Berita Mancanegara
Sosok Avril Haines SENYAP Tapi MEMATIKAN! Badan Intelijen Nasional AS Dipimpin Seorang Wanita
Avril Haines dites di hadapan Komite Intelijen Senat, Rabu (20/1/20201), dan sempat menerima rintangan keras dari Senator Republik
Penunjukan di posisi itu tidak memerlukan konfirmasi Senat AS. Haines menjadi wanita pertama yang memegang jabatan wakil direktur.

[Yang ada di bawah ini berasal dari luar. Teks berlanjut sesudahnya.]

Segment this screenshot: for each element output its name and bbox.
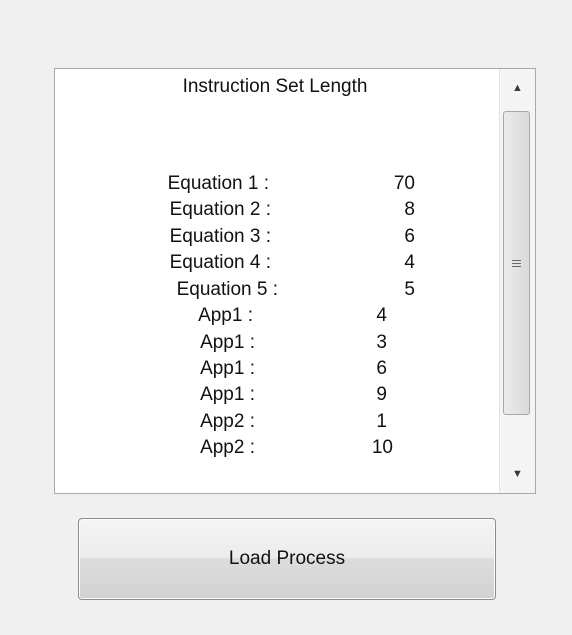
row-value: 10 xyxy=(371,437,393,458)
row-value: 5 xyxy=(404,279,415,300)
row-label: Equation 1 : xyxy=(167,173,269,194)
grip-icon xyxy=(512,259,521,267)
row-label: App1 : xyxy=(198,305,253,326)
row-label: Equation 5 : xyxy=(176,279,278,300)
row-value: 1 xyxy=(376,411,387,432)
row-label: App1 : xyxy=(200,384,255,405)
scroll-up-arrow-icon[interactable]: ▲ xyxy=(500,71,535,105)
row-value: 8 xyxy=(404,199,415,220)
row-label: Equation 3 : xyxy=(169,226,271,247)
row-label: App1 : xyxy=(200,332,255,353)
row-label: App2 : xyxy=(200,411,255,432)
listbox-title: Instruction Set Length xyxy=(182,76,368,97)
load-process-button[interactable]: Load Process xyxy=(78,518,496,600)
row-value: 4 xyxy=(404,252,415,273)
row-value: 9 xyxy=(376,384,387,405)
row-label: Equation 2 : xyxy=(169,199,271,220)
row-value: 6 xyxy=(376,358,387,379)
instruction-set-listbox[interactable]: Instruction Set Length Equation 1 : 70 E… xyxy=(54,68,536,494)
row-label: Equation 4 : xyxy=(169,252,271,273)
scrollbar-thumb[interactable] xyxy=(503,111,530,415)
row-value: 70 xyxy=(393,173,415,194)
row-label: App1 : xyxy=(200,358,255,379)
row-value: 3 xyxy=(376,332,387,353)
row-value: 4 xyxy=(376,305,387,326)
vertical-scrollbar[interactable]: ▲ ▼ xyxy=(499,69,535,493)
scroll-down-arrow-icon[interactable]: ▼ xyxy=(500,457,535,491)
row-label: App2 : xyxy=(200,437,255,458)
listbox-content: Instruction Set Length Equation 1 : 70 E… xyxy=(55,69,499,493)
row-value: 6 xyxy=(404,226,415,247)
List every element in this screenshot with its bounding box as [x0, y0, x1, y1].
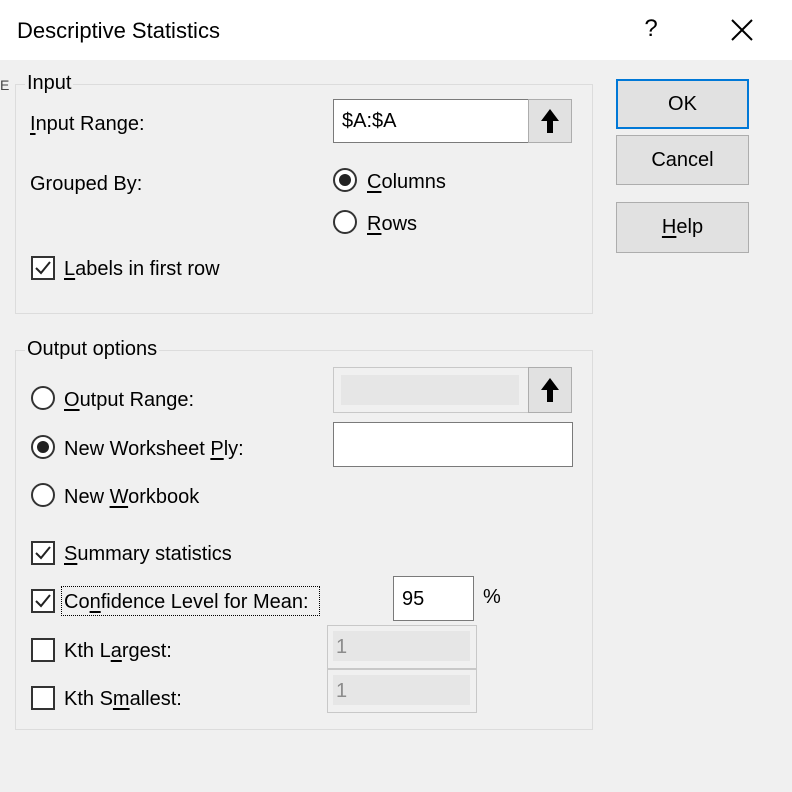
help-question-button[interactable]: ? [636, 14, 666, 44]
kth-smallest-value: 1 [336, 680, 348, 702]
new-worksheet-ply-field[interactable] [333, 422, 573, 467]
rows-label[interactable]: Rows [367, 212, 417, 236]
labels-first-row-checkbox[interactable] [31, 256, 55, 280]
kth-largest-field[interactable]: 1 [327, 625, 477, 669]
kth-largest-checkbox[interactable] [31, 638, 55, 662]
rows-radio[interactable] [333, 210, 357, 234]
new-worksheet-ply-label[interactable]: New Worksheet Ply: [64, 437, 244, 461]
new-worksheet-ply-radio[interactable] [31, 435, 55, 459]
up-arrow-icon [539, 107, 561, 135]
labels-first-row-label[interactable]: Labels in first row [64, 257, 220, 281]
checkmark-icon [35, 546, 51, 560]
background-sheet-letter: E [0, 77, 10, 93]
confidence-level-checkbox[interactable] [31, 589, 55, 613]
columns-radio[interactable] [333, 168, 357, 192]
columns-label[interactable]: Columns [367, 170, 446, 194]
input-group-legend: Input [25, 71, 74, 95]
summary-statistics-label[interactable]: Summary statistics [64, 542, 232, 566]
confidence-level-label[interactable]: Confidence Level for Mean: [64, 590, 309, 614]
dialog-title: Descriptive Statistics [17, 18, 220, 43]
checkmark-icon [35, 594, 51, 608]
percent-unit: % [483, 586, 501, 608]
grouped-by-label: Grouped By: [30, 173, 143, 195]
new-workbook-radio[interactable] [31, 483, 55, 507]
output-range-label[interactable]: Output Range: [64, 388, 194, 412]
input-range-value: $A:$A [342, 110, 397, 132]
checkmark-icon [35, 261, 51, 275]
kth-smallest-checkbox[interactable] [31, 686, 55, 710]
kth-smallest-field[interactable]: 1 [327, 669, 477, 713]
input-range-label: Input Range: [30, 113, 145, 135]
output-range-radio[interactable] [31, 386, 55, 410]
up-arrow-icon [539, 376, 561, 404]
radio-dot [339, 174, 351, 186]
output-range-inner [341, 375, 519, 405]
kth-largest-inner [333, 631, 470, 661]
summary-statistics-checkbox[interactable] [31, 541, 55, 565]
output-group-legend: Output options [25, 337, 160, 361]
cancel-button[interactable]: Cancel [616, 135, 749, 185]
new-workbook-label[interactable]: New Workbook [64, 485, 199, 509]
help-button[interactable]: Help [616, 202, 749, 253]
input-range-select-button[interactable] [528, 99, 572, 143]
confidence-level-field[interactable]: 95 [393, 576, 474, 621]
confidence-level-value: 95 [402, 587, 425, 610]
kth-largest-label[interactable]: Kth Largest: [64, 639, 172, 663]
output-range-select-button[interactable] [528, 367, 572, 413]
kth-largest-value: 1 [336, 636, 348, 658]
radio-dot [37, 441, 49, 453]
ok-button[interactable]: OK [616, 79, 749, 129]
output-range-field[interactable] [333, 367, 529, 413]
kth-smallest-label[interactable]: Kth Smallest: [64, 687, 182, 711]
kth-smallest-inner [333, 675, 470, 705]
close-icon[interactable] [727, 15, 757, 45]
input-range-field[interactable]: $A:$A [333, 99, 529, 143]
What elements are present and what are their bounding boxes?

Sedangkan Gina Haspel adalah perwira intelijen karier wanita pertama yang ditunjuk sebagai Direktur CIA hingga pemerintahan Trump berakhir. Biden memilih David Cohen sebagai pengganti Haspel.
Sebagai tokoh intelijen berlatar non-intelijen, Avril Haines sempat mengundang perhatian ketika ia menduduki jabatan Wakil Direktur CIA pada 2015.
Ia diberi tugas menentukan apakah personel CIA harus didisiplinkan karena meretas komputer staf Senat yang membuat laporan Komite Intelijen Senat tentang penyiksaan CIA.
Haines memilih untuk tidak mendisiplinkan mereka, dan melawan rekomendasi Inspektur Jenderal CIA. Ia berusaha menyelesaikan masalah itu secara diplomatis.
Haines ikut menyunting laporan Senat terkait program interogasi CIA, dan menghasilkan keputusan hanya 525 halaman dari 6.700 halaman rahasia CIA yang bisa dirilis.
Penentu Program Pembunuhan Menggunakan Drone
Setelah menjabat sebagai Wakil Direktur CIA, Haines diangkat sebagai Wakil Penasihat Keamanan Nasional (DNSA). Lagi-lagi ia wanita pertama yang memegang posisi itu.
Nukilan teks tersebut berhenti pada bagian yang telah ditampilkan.